在上面的時間點T5那裏,如果SGA有較大的自動調整空間,比如說完全沒有限制,即buffer_cache_size等參數很少或爲0,這樣在請求第1個mini heap中的內存時,完全可以從buffer cache中佔用,這樣的後果是使shared pool越來越大。
而本文案例的ORA-04031,正是由於SGA自動管理,而自動調整的餘地又太小,最終使sub pool的第1個mini heap空間用光。當然我們可以分析爲什麼會用光,這個就顯得更爲複雜,這跟數據量、應用系統都有很大的關係。而系統中第1次出現ORA-04031錯誤的進程,是一個job進程,而此後大部分出現的錯誤均是job進程,能檢查job代碼,發現在做大量的表的大量數據的UPDATE操作,這可能是引起gcs shadows和gcs resources大量內存使用的原因。在一套RAC數據庫中,gcs和ges相關的perm內存佔用可能會比較大。
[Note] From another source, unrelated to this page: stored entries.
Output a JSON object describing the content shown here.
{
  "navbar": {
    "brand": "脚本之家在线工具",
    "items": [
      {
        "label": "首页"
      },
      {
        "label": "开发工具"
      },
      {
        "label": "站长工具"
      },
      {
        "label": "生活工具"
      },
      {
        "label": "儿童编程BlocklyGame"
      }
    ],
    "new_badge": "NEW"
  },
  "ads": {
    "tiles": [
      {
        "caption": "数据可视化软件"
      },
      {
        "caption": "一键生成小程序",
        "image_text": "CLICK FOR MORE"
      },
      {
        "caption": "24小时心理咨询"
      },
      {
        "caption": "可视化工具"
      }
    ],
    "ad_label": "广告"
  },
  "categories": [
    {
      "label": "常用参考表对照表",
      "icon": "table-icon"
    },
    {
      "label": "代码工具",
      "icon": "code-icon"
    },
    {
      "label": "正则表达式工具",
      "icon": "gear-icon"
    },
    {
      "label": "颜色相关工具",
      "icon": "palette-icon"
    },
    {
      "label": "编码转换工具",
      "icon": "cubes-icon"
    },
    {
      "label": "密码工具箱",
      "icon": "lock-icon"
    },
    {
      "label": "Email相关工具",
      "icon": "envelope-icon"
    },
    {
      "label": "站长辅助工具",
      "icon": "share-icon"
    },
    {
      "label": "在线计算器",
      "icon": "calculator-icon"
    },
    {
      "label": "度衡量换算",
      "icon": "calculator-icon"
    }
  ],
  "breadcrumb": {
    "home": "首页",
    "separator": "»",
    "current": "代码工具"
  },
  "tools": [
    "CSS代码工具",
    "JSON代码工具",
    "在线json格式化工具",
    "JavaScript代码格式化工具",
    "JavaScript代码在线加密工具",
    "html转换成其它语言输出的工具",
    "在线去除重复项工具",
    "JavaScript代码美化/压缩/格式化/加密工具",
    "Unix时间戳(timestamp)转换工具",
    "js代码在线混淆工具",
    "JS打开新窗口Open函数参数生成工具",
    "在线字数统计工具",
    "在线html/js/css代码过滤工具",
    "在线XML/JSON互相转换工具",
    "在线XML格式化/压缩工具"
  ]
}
那麼除了調整應用,應該怎麼樣解決這樣問題?這裏的解決方法是增加shared_pool_size參數到6G,同時將sga_target設置爲0,再重啓。
而另一種可能的辦法是將參數“_enable_shared_pool_durations"設置爲FALSE。這一參數爲FALSE,將會使shared pool內存分配時,不再使某一類型的內存(比如perm)必須要求在一個固定的mini heap中。而實際上,sga_target設置爲0之後,這一個參數自動會設爲FALSE(由於這一參數是靜態參數,所以修改了sga_target之後需要重啓纔會使這個隱含參數改變),所以建議的解決辦法是設置sga_target參數,而不建議修改隱含參數。當然還有一種辦法是完全讓Oracle自動管理SGA,將buffer_cache_size和shared_pool_size等參數設置爲0,但是正如前面所說,這種方法有比較大的缺陷。